I am making an algorithm that performs certain edits to a PDF using the fitz module of PyMuPDF, more precisely inside widgets. The font size 0 has a weird behaviour, not fitting in the widget, so I thought of calculating the distance myself. But searching how to do so only led me to innate/library functions in other programming languages. Is there a way in PyMuPDF to get the optimal/maximal font size given a rectangle, the text and the font?
As @Seon wrote, there is rc = page.insert_textbox()
, which does nothing if the text does not fit. This is indicated by a negative float rc
- the rectangle height deficite.
If positive however, the text has been written and it is too late for optimizing the font size.
You can of course create a Font
object for your font and check text length beforehand using tl = font.text_length(text, fontsize=fs)
. Dividing tl / rect.width
gives you an approximate number of lines in the rectangle, which you can compare with the rectangle height: rect.height / (fs * factor)
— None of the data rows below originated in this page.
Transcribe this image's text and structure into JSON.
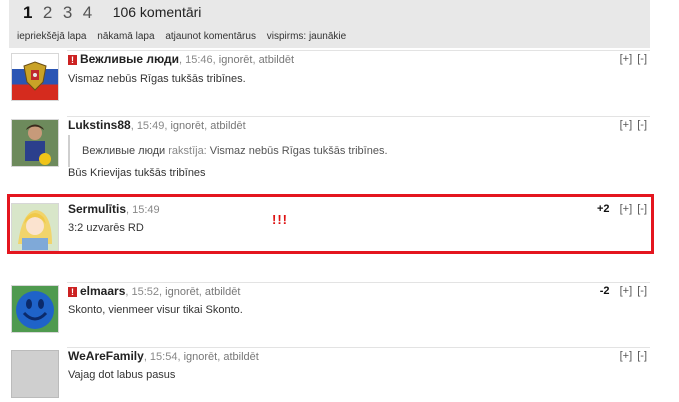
{
  "pagination": {
    "pages": [
      "1",
      "2",
      "3",
      "4"
    ],
    "current": "1",
    "count_label": "106 komentāri"
  },
  "nav": {
    "prev": "iepriekšējā lapa",
    "next": "nākamā lapa",
    "refresh": "atjaunot komentārus",
    "order": "vispirms: jaunākie"
  },
  "comments": [
    {
      "author": "Вежливые люди",
      "time": ", 15:46, ",
      "ignore": "ignorēt",
      "reply": "atbildēt",
      "score": "",
      "plus": "[+]",
      "minus": "[-]",
      "text": "Vismaz nebūs Rīgas tukšās tribīnes.",
      "avatar": "russian-coat-of-arms",
      "warn": "!"
    },
    {
      "author": "Lukstins88",
      "time": ", 15:49, ",
      "ignore": "ignorēt",
      "reply": "atbildēt",
      "score": "",
      "plus": "[+]",
      "minus": "[-]",
      "quote_author": "Вежливые люди",
      "quote_verb": " rakstīja:",
      "quote_text": " Vismaz nebūs Rīgas tukšās tribīnes.",
      "text": "Būs Krievijas tukšās tribīnes",
      "avatar": "football-player"
    },
    {
      "author": "Sermulītis",
      "time": ", 15:49",
      "score": "+2",
      "plus": "[+]",
      "minus": "[-]",
      "text": "3:2 uzvarēs RD",
      "avatar": "anime-girl",
      "marker": "!!!"
    },
    {
      "author": "elmaars",
      "time": ", 15:52, ",
      "ignore": "ignorēt",
      "reply": "atbildēt",
      "score": "-2",
      "plus": "[+]",
      "minus": "[-]",
      "text": "Skonto, vienmeer visur tikai Skonto.",
      "avatar": "blue-smiley",
      "warn": "!"
    },
    {
      "author": "WeAreFamily",
      "time": ", 15:54, ",
      "ignore": "ignorēt",
      "reply": "atbildēt",
      "score": "",
      "plus": "[+]",
      "minus": "[-]",
      "text": "Vajag dot labus pasus",
      "avatar": "default-grey"
    }
  ],
  "colors": {
    "highlight_border": "#e4161f",
    "warning_badge": "#cc2222",
    "topbar_bg": "#e8e8e8"
  }
}
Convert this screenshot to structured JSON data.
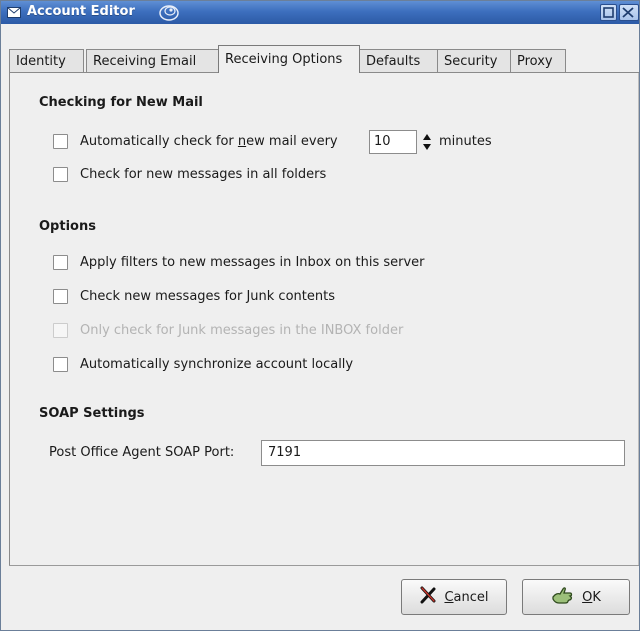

in turn is a good estimate for the number of available lines in the rect.
The fontsize fs
alone does not take the actual line height into account: the "natural" line height of a font is computed using its ascender and decender values lh = (font.ascender - font.descender) * fs
. So the above computation should better be rect.height / lh
for the number of fitting lines.
.insert_textbox()
has a lineheight
parameter: a factor overriding the default (font.ascender - font.descender)
.
Decent visual appearances can usually be achieved by setting lineheight=1.2
.
To get a good fit for your text to fit in a rectangle in one line, choose fs = rect.width / font.text_length(text, fontsize=1)
for the fontsize.
All this however is no guarantee for how a specific PDF viewer will react WRT text form fields. They have their own idea about necessary text borders, so you will need some experimenting.